Les porcs étaient peu nombreux, relativement aux autres espèces. On en comptait environ 60 en tout, dont douze appartenant à des races nationales, le reste en races anglaises. En France, comme en Angleterre, le porc n’est absolument élevé que pour sa viande ; ni le travail, ni le lait, ni la laine, ne viennent compliquer la question, animal propter convivia natum. Les différences de climat et de fertilité ont elles-mêmes peu d’importance, car le porc vit peu au grand air, il doit être surtout nourri à l’étable ; rien ne s’oppose donc sérieusement à l’adoption pure et simple des races anglaises par nos plus petits cultivateurs. Leur supériorité est plus manifeste encore que pour les autres espèces animales ; tout s’y trouve, la qualité comme la quantité, et quand on a vu une fois un essex, un new-leicester, un coleshill, un hampshire, il n’est plus permis d’hésiter. Autant il me paraît prudent de bien étudier avant d’entreprendre un croisement quelconque pour les bœufs et les moutons, autant l’avantage me paraît immédiat et évident pour les porcs, tant nos races sont encore défectueuses pour la plupart.
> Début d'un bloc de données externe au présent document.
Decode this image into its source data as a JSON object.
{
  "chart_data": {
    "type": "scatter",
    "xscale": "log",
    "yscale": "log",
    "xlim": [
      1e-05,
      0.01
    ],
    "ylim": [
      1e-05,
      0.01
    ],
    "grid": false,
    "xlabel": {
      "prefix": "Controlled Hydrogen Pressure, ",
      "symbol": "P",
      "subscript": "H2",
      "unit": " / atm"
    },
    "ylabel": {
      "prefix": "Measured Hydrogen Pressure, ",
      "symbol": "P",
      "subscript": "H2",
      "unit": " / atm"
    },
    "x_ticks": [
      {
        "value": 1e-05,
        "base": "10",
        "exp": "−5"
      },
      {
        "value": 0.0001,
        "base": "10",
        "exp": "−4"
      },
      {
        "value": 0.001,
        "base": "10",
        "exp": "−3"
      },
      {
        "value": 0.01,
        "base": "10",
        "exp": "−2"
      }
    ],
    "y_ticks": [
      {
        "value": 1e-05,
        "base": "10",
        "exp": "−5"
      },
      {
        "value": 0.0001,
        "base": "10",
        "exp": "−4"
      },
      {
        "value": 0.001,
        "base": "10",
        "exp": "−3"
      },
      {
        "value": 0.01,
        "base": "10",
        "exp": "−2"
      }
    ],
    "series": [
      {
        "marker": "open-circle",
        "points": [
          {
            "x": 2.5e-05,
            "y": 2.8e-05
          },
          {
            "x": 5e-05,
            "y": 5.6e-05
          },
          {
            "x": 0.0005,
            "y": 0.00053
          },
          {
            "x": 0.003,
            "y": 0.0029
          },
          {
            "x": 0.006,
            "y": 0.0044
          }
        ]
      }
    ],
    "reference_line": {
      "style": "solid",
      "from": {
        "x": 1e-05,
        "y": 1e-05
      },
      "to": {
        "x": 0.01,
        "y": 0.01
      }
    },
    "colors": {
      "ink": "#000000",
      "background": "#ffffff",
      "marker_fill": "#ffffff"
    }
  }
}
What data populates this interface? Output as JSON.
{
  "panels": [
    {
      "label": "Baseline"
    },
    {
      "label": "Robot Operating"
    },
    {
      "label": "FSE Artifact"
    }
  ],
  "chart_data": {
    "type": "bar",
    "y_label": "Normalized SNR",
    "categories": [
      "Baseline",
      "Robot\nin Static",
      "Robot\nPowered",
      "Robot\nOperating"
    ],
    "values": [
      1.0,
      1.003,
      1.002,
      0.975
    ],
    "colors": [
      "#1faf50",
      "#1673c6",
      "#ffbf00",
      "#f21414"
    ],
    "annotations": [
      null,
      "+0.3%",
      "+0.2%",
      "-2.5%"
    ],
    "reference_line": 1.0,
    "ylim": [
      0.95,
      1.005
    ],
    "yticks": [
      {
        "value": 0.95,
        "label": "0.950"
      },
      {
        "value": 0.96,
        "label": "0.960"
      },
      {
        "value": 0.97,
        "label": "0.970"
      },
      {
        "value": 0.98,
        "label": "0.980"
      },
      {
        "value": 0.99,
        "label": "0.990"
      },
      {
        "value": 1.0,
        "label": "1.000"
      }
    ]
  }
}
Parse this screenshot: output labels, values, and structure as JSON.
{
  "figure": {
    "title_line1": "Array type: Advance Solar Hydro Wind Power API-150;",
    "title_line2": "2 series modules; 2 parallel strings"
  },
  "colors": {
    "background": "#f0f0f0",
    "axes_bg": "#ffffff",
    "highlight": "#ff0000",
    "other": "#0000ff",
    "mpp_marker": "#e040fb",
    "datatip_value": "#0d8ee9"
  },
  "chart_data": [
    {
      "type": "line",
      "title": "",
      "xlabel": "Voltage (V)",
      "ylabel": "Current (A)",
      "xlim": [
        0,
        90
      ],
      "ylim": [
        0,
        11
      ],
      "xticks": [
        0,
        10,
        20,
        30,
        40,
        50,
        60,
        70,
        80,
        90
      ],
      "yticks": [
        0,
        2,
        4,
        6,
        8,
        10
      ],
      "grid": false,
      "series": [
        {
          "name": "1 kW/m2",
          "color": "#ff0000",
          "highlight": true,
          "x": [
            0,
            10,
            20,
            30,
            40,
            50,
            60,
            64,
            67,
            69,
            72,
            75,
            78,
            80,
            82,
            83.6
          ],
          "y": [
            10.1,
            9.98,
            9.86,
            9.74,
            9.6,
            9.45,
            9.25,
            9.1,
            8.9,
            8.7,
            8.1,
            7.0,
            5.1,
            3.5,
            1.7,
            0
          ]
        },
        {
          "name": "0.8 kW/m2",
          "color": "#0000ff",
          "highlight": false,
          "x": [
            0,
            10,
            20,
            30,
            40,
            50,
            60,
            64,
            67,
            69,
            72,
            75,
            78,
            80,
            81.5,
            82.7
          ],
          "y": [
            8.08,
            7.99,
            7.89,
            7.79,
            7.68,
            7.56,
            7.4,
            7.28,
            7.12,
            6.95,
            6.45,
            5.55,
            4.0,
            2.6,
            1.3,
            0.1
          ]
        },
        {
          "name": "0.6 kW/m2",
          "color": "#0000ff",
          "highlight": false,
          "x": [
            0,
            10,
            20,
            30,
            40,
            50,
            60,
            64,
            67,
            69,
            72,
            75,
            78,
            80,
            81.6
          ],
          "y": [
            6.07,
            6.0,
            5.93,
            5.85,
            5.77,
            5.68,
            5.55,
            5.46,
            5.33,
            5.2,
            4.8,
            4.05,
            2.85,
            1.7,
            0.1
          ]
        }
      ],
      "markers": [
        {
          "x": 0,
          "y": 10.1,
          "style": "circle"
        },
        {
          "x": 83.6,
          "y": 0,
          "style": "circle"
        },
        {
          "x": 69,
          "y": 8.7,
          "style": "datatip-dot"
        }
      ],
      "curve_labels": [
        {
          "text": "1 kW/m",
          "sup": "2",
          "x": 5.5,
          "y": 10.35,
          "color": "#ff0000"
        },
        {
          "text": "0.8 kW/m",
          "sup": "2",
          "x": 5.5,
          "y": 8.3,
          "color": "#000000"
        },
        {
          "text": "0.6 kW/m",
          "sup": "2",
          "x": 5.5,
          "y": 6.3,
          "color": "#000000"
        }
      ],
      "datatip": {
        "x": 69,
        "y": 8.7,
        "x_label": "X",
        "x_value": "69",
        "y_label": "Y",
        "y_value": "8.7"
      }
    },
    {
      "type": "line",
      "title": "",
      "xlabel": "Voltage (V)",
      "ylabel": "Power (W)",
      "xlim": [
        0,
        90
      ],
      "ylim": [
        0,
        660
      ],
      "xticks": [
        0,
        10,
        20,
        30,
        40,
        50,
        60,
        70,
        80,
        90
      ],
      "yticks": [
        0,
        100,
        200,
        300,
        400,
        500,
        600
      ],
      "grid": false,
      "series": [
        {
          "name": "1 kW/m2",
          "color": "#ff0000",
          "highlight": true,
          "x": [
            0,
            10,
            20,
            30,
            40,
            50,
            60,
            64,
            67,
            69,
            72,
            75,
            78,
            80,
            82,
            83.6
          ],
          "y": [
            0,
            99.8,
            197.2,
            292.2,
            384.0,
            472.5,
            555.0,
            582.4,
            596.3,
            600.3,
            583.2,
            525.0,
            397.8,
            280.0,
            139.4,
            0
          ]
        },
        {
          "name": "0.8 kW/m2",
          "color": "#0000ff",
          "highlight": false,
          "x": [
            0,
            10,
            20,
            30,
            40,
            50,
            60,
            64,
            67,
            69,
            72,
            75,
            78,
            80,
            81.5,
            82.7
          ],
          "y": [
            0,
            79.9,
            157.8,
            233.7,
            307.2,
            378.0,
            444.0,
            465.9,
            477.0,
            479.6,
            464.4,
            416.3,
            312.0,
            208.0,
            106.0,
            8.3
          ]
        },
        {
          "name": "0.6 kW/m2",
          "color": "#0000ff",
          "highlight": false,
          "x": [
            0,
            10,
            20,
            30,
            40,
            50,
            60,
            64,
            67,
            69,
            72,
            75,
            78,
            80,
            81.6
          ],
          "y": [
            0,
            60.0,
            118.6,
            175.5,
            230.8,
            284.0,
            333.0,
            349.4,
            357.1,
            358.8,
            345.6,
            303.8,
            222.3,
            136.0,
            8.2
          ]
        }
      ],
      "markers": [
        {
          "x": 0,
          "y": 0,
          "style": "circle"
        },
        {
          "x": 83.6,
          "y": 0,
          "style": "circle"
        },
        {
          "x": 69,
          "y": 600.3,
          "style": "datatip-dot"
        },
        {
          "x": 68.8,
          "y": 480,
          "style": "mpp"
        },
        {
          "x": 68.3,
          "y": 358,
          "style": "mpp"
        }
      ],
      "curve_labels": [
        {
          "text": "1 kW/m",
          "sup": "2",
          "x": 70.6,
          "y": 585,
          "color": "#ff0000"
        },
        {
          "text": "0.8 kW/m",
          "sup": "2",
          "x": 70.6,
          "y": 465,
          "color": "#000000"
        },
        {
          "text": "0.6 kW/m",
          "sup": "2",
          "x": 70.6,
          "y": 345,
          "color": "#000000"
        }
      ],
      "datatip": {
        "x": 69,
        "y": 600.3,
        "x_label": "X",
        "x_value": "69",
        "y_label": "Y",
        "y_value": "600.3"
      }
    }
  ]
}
Ceci commence à être compris, car les prix, même pour des animaux de race anglaise, ont été généralement obtenus par des Français, bien que des éleveurs anglais eussent aussi concouru. Je ne connais pas les porcheries de la plupart de nos éleveurs primés, mais j’ai vu celle récemment construite par l’un d’eux, M. Allier, directeur de Petit-Bourg, et je puis affirmer qu’il n’y a rien de mieux en Angleterre. Il est bien à désirer que cet exemple se propage, car de toutes les spéculations agricoles il n’en est pas de plus simple, de plus sûre, de plus facile ; la viande de porc entre déjà pour un tiers dans notre alimentation nationale.

Quelques boucs et chèvres appartenant aux races d’Angora et de Cachemire figuraient à côté des moutons. C’est sans doute une louable entreprise que d’essayer de naturaliser ces élégantes espèces, mais nous avons déjà chez nous un type précieux dont on ne parle pas assez : c’est tout bonnement la chèvre laitière, l’ancienne Amalthée, qui peut bien nourrir aujourd’hui les hommes, puisqu’elle nourrissait autrefois les dieux. Ce n’est pas sans raison que les anciens avaient fait d’une corne de chèvre la corne d’abondance ; de tous les animaux domestiques, celui-là est peut-être le plus productif. Outre qu’il fournit la matière première d’une de nos industries de luxe, la ganterie, il produit en abondance des fromages recherchés.